Tip: It’s better to have fewer cards with a higher limit on each than a lot of cards with lower limits. At the end of the day, when a credit score is computed a key factor is utilization: how much of your current credit are you using? If you have two cards with a $25, 000 limit and you have $2, 000 on each, your utilization is excellent.

3. You might not be able to get the credit back.
Before closing any cards you want to make sure you have credit elsewhere. Think about other ample credit available to you before you close a card since, Abbott warns, when you really need credit no one wants to give it to you. And it won’t look favorably if you cancel a card and three months later apply for another card.
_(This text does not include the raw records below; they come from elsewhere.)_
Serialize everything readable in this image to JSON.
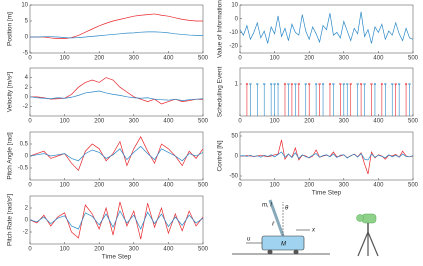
{
  "chart_data": [
    {
      "type": "line",
      "ylabel": "Position [m]",
      "x": [
        0,
        20,
        40,
        60,
        80,
        100,
        120,
        140,
        160,
        180,
        200,
        220,
        240,
        260,
        280,
        300,
        320,
        340,
        360,
        380,
        400,
        420,
        440,
        460,
        480,
        500
      ],
      "xlim": [
        0,
        500
      ],
      "xticks": [
        0,
        100,
        200,
        300,
        400,
        500
      ],
      "ylim": [
        -5,
        10
      ],
      "yticks": [
        -5,
        0,
        5,
        10
      ],
      "series": [
        {
          "color": "#e8262b",
          "values": [
            0,
            0,
            0,
            -0.3,
            -0.5,
            -0.5,
            -0.2,
            0.5,
            1.5,
            2.5,
            3.5,
            4.3,
            5,
            5.5,
            6,
            6.5,
            6.8,
            7,
            7.2,
            6.8,
            6.5,
            6,
            5.5,
            5.2,
            5,
            5
          ]
        },
        {
          "color": "#2a88c8",
          "values": [
            0,
            0,
            0.1,
            0.1,
            0,
            -0.2,
            -0.3,
            -0.2,
            0,
            0.2,
            0.4,
            0.6,
            0.8,
            1,
            1.2,
            1.3,
            1.5,
            1.6,
            1.6,
            1.5,
            1.3,
            1,
            0.8,
            0.6,
            0.5,
            0.5
          ]
        }
      ]
    },
    {
      "type": "line",
      "ylabel": "Velocity [m/s²]",
      "x": [
        0,
        20,
        40,
        60,
        80,
        100,
        120,
        140,
        160,
        180,
        200,
        220,
        240,
        260,
        280,
        300,
        320,
        340,
        360,
        380,
        400,
        420,
        440,
        460,
        480,
        500
      ],
      "xlim": [
        0,
        500
      ],
      "xticks": [
        0,
        100,
        200,
        300,
        400,
        500
      ],
      "ylim": [
        -4,
        6
      ],
      "yticks": [
        -2,
        0,
        2,
        4
      ],
      "series": [
        {
          "color": "#e8262b",
          "values": [
            0,
            0,
            -0.2,
            -0.5,
            -0.4,
            -0.3,
            0.5,
            2,
            3,
            3.5,
            3,
            4,
            3.5,
            2,
            1,
            0,
            -0.5,
            -1,
            -0.5,
            -1.5,
            -1,
            -0.5,
            -1,
            -0.8,
            -0.5,
            -0.6
          ]
        },
        {
          "color": "#2a88c8",
          "values": [
            0,
            -0.2,
            -0.3,
            -0.4,
            -0.2,
            -0.3,
            -0.1,
            0.3,
            0.8,
            1,
            1.2,
            0.8,
            0.5,
            0.3,
            0,
            -0.2,
            -0.3,
            -0.2,
            -0.5,
            -0.6,
            -0.7,
            -0.5,
            -0.8,
            -0.6,
            -0.5,
            -0.4
          ]
        }
      ]
    },
    {
      "type": "line",
      "ylabel": "Pitch Angle [rad]",
      "x": [
        0,
        20,
        40,
        60,
        80,
        100,
        120,
        140,
        160,
        180,
        200,
        220,
        240,
        260,
        280,
        300,
        320,
        340,
        360,
        380,
        400,
        420,
        440,
        460,
        480,
        500
      ],
      "xlim": [
        0,
        500
      ],
      "xticks": [
        0,
        100,
        200,
        300,
        400,
        500
      ],
      "ylim": [
        -1,
        1
      ],
      "yticks": [
        -0.5,
        0,
        0.5
      ],
      "series": [
        {
          "color": "#e8262b",
          "values": [
            0,
            0.1,
            0.2,
            -0.1,
            0,
            0.1,
            -0.3,
            -0.6,
            0.2,
            0.5,
            0.3,
            -0.2,
            0.1,
            0.6,
            -0.4,
            0.3,
            0.8,
            0.2,
            -0.3,
            0.5,
            0.3,
            0,
            -0.4,
            0.2,
            -0.1,
            0.3
          ]
        },
        {
          "color": "#2a88c8",
          "values": [
            0,
            0.05,
            0.1,
            0,
            0.05,
            0.1,
            -0.1,
            -0.2,
            0.1,
            0.25,
            0.15,
            -0.1,
            0.05,
            0.3,
            -0.15,
            0.15,
            0.4,
            0.1,
            -0.15,
            0.3,
            0.15,
            0,
            -0.2,
            0.1,
            0,
            0.15
          ]
        }
      ]
    },
    {
      "type": "line",
      "ylabel": "Pitch Rate [rad/s²]",
      "xlabel": "Time Step",
      "x": [
        0,
        20,
        40,
        60,
        80,
        100,
        120,
        140,
        160,
        180,
        200,
        220,
        240,
        260,
        280,
        300,
        320,
        340,
        360,
        380,
        400,
        420,
        440,
        460,
        480,
        500
      ],
      "xlim": [
        0,
        500
      ],
      "xticks": [
        0,
        100,
        200,
        300,
        400,
        500
      ],
      "ylim": [
        -4,
        4
      ],
      "yticks": [
        -2,
        0,
        2
      ],
      "series": [
        {
          "color": "#e8262b",
          "values": [
            0,
            -0.5,
            0.8,
            -1,
            0.5,
            1.2,
            -2,
            -3,
            2.5,
            1,
            -1.5,
            2,
            -2.5,
            3,
            -1,
            1.5,
            -3.2,
            2.8,
            -1.2,
            2,
            -2.2,
            1,
            -1.8,
            1.5,
            -1,
            0.5
          ]
        },
        {
          "color": "#2a88c8",
          "values": [
            0,
            -0.3,
            0.5,
            -0.6,
            0.3,
            0.7,
            -1,
            -1.5,
            1.2,
            0.6,
            -0.8,
            1,
            -1.2,
            1.5,
            -0.5,
            0.8,
            -1.5,
            1.3,
            -0.6,
            1,
            -1.1,
            0.5,
            -0.9,
            0.8,
            -0.5,
            0.3
          ]
        }
      ]
    },
    {
      "type": "line",
      "ylabel": "Value of Information",
      "x": [
        0,
        10,
        20,
        30,
        40,
        50,
        60,
        70,
        80,
        90,
        100,
        110,
        120,
        130,
        140,
        150,
        160,
        170,
        180,
        190,
        200,
        210,
        220,
        230,
        240,
        250,
        260,
        270,
        280,
        290,
        300,
        310,
        320,
        330,
        340,
        350,
        360,
        370,
        380,
        390,
        400,
        410,
        420,
        430,
        440,
        450,
        460,
        470,
        480,
        490,
        500
      ],
      "xlim": [
        0,
        500
      ],
      "xticks": [
        0,
        100,
        200,
        300,
        400,
        500
      ],
      "ylim": [
        -25,
        10
      ],
      "yticks": [
        -20,
        -10,
        0,
        10
      ],
      "series": [
        {
          "color": "#2a88c8",
          "values": [
            -8,
            -12,
            -5,
            -15,
            -10,
            -3,
            -14,
            -9,
            -18,
            -6,
            -11,
            2,
            -13,
            -7,
            -16,
            -4,
            -10,
            -12,
            3,
            -9,
            -15,
            -6,
            -11,
            -17,
            -5,
            -8,
            4,
            -12,
            -10,
            -14,
            -2,
            -9,
            -16,
            -7,
            -11,
            5,
            -13,
            -8,
            -18,
            -6,
            -10,
            -4,
            -15,
            -9,
            -12,
            -3,
            -11,
            -16,
            -7,
            -14,
            -15
          ]
        }
      ]
    },
    {
      "type": "stem",
      "ylabel": "Scheduling Event",
      "xlim": [
        0,
        500
      ],
      "xticks": [
        0,
        100,
        200,
        300,
        400,
        500
      ],
      "ylim": [
        0,
        1.5
      ],
      "yticks": [
        1
      ],
      "series": [
        {
          "color": "#e8262b",
          "x": [
            20,
            130,
            150,
            170,
            200,
            230,
            260,
            290,
            320,
            350,
            380,
            410,
            450,
            480
          ],
          "values": [
            1,
            1,
            1,
            1,
            1,
            1,
            1,
            1,
            1,
            1,
            1,
            1,
            1,
            1
          ]
        },
        {
          "color": "#2a88c8",
          "x": [
            30,
            50,
            70,
            90,
            100,
            110,
            140,
            160,
            190,
            220,
            240,
            270,
            300,
            310,
            340,
            360,
            390,
            420,
            440,
            460,
            490
          ],
          "values": [
            1,
            1,
            1,
            1,
            1,
            1,
            1,
            1,
            1,
            1,
            1,
            1,
            1,
            1,
            1,
            1,
            1,
            1,
            1,
            1,
            1
          ]
        }
      ]
    },
    {
      "type": "line",
      "ylabel": "Control [N]",
      "xlabel": "Time Step",
      "x": [
        0,
        10,
        20,
        30,
        40,
        50,
        60,
        70,
        80,
        90,
        100,
        110,
        120,
        130,
        140,
        150,
        160,
        170,
        180,
        190,
        200,
        210,
        220,
        230,
        240,
        250,
        260,
        270,
        280,
        290,
        300,
        310,
        320,
        330,
        340,
        350,
        360,
        370,
        380,
        390,
        400,
        410,
        420,
        430,
        440,
        450,
        460,
        470,
        480,
        490,
        500
      ],
      "xlim": [
        0,
        500
      ],
      "xticks": [
        0,
        100,
        200,
        300,
        400,
        500
      ],
      "ylim": [
        -60,
        60
      ],
      "yticks": [
        -50,
        0,
        50
      ],
      "series": [
        {
          "color": "#e8262b",
          "values": [
            0,
            0,
            1,
            0,
            -1,
            0,
            2,
            0,
            -2,
            0,
            3,
            5,
            40,
            -8,
            5,
            -3,
            20,
            -10,
            2,
            0,
            -5,
            0,
            15,
            -3,
            0,
            2,
            -1,
            10,
            -2,
            0,
            3,
            -4,
            0,
            5,
            -2,
            8,
            -20,
            -45,
            10,
            -5,
            3,
            0,
            -8,
            2,
            0,
            4,
            -3,
            12,
            0,
            -2,
            0
          ]
        },
        {
          "color": "#2a88c8",
          "values": [
            0,
            1,
            -1,
            2,
            -2,
            1,
            -3,
            2,
            -1,
            3,
            -2,
            4,
            10,
            -3,
            5,
            -4,
            8,
            -6,
            3,
            -2,
            -4,
            2,
            6,
            -3,
            1,
            3,
            -2,
            5,
            -4,
            2,
            3,
            -5,
            1,
            4,
            -3,
            6,
            -8,
            -10,
            5,
            -3,
            2,
            -1,
            -4,
            3,
            -2,
            2,
            -3,
            5,
            -1,
            -2,
            1
          ]
        }
      ]
    }
  ],
  "diagram": {
    "pendulum_label": "m, l",
    "angle_label": "θ",
    "length_label": "ℓ",
    "force_label": "u",
    "cart_label": "M",
    "position_label": "x"
  }
}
An example of when to keep a card?
If you have three cards, and two are maxed out and you’re considering closing the third, Abbott advises to keep it open with a zero balance. If you close the third, you’re limiting the credit available to you, Abbott says. Plus it could very well lower your credit score since out of the three cards you may be at 80 per cent utilization.

Tip: If you decide to cancel a card, Abbott says you should carry a zero balance on the card for a few months before closing. Contact customer service, get an acknowledgment of the cancellation in writing, then get your credit history six months after closing the account to make sure it’s accurate and up to date (you can get a free credit history through Equifax).